The views of the "brethren" seem to be modifying, too, in respect to the capabilities of the Virgin country for the sustenance of stock -- horses, cattle, sheep. It was for a time freely declared that a dozen yoke of cattle would eat up the whole country. And I certainly heard a traveler in that region declare seriously, that he sought diligently, for the space of fifty miles, to discover one spear of grass, but was unsuccessful in the search. Perhaps four hundred wagons have gone there this Fall, with one to four yoke of oxen to each, besides horses, mules, and loose stock. And now it is believed that there will be found abundant "bunch grass" on the mountains, hills, and "benches," to well sustain all the stock that will go there. This bunch grass grows in scattered tufts of two or three inches high to knee deep, and every traveler and denizen of this mountain country is confident that this variety of grass is specially rich in that particular quality of nutriment which is popularly believed to "stick to the ribs." The principal settlement is to be laid out on the tongue of land formed by the junction of the Rio Virgin and the Santa Clara, and to be called St. George.

At Parowan, in Iron County, a cotton factory is under way, and will probably commence operations with the new year, taking the cotton in the bale, ginning it, and turning out the yarn ready for the weaver.

In the same county, attempts arc being renewed to make iron, and the operators are sanguine that they will succeed. Iron has been made there, but all previous attempts to make it under a paying system have proved failures.

The Probate Court has granted a distiller, living outside of the city, permission to manufacture and sell whisky, on condition of his paying $40 per month for his license. A snug sum, but the man thinks he wont feel it.

We have had all sorts of weather the past week -mild and open as the pleasantest Spring, soaking rain, snow and frost.

Winter entertainments arc coming on. In addition to the "dissolving views," a theatrical party, mostly of this city, are out in the country on a "professional" tour. A series of weekly public lectures is inaugurated in the "Seventies' Hall," and a course of private lectures by Professor OTT is arranged for.

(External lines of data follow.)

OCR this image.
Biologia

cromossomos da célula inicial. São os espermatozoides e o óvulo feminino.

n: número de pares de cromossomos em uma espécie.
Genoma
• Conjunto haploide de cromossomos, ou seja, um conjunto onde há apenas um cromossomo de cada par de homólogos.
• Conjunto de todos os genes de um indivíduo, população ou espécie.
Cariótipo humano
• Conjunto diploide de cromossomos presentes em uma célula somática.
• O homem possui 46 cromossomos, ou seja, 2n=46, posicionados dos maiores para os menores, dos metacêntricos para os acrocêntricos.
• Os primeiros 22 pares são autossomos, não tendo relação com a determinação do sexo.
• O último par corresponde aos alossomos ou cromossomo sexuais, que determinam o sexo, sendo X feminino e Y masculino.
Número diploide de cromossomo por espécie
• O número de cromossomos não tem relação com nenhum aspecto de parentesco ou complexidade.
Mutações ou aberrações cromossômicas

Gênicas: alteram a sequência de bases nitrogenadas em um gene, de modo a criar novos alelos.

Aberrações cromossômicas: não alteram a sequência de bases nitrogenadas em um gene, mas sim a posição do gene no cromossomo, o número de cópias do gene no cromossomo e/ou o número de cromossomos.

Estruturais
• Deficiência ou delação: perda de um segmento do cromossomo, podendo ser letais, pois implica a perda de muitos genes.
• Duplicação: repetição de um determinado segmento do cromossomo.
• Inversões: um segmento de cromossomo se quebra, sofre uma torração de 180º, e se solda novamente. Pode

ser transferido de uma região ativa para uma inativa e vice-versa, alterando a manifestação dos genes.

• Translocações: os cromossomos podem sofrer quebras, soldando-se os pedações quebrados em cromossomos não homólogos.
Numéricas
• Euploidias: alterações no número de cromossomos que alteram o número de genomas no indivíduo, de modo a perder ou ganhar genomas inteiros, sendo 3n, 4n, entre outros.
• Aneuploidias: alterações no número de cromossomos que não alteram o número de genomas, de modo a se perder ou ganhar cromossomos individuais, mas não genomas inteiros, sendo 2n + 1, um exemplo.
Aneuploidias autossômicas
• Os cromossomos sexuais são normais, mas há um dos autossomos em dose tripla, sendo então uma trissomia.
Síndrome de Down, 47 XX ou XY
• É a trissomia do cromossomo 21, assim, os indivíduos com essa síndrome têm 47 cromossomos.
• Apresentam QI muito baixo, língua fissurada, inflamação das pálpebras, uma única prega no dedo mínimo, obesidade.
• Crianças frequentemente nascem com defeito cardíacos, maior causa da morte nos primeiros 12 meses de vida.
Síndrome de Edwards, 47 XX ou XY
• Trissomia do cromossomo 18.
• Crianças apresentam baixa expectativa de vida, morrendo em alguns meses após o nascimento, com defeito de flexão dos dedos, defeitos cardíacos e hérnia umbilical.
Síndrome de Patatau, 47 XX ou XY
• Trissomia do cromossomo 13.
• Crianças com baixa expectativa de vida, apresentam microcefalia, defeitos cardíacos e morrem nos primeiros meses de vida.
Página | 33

Contrary to general talk and expectation, a number of workmen have begun to uncover the foundations of the temple, after being "cached" near four years. It was generally believed that they would not be exposed to the light of day before the approaching Spring.

Gov. DAWSON and Superintendent DOTY arrived by the mail-stage to-day.

Some lawless fellows, the other night, broke into the surgery or office of Drs. ANDERSON and CHAMBERS, removed their sign, smashed the windows, made a general muss of the medicine bottles, and scattered filth on the floor. ANDERSON is out with placards, stigmatizing the offenders as "dastardly poltroons," "nuisances," and offering a reward of fifty dollars for their discovery and apprehension. This is a hard country, however, to find out such characters, so as to judicially fix the charge upon them.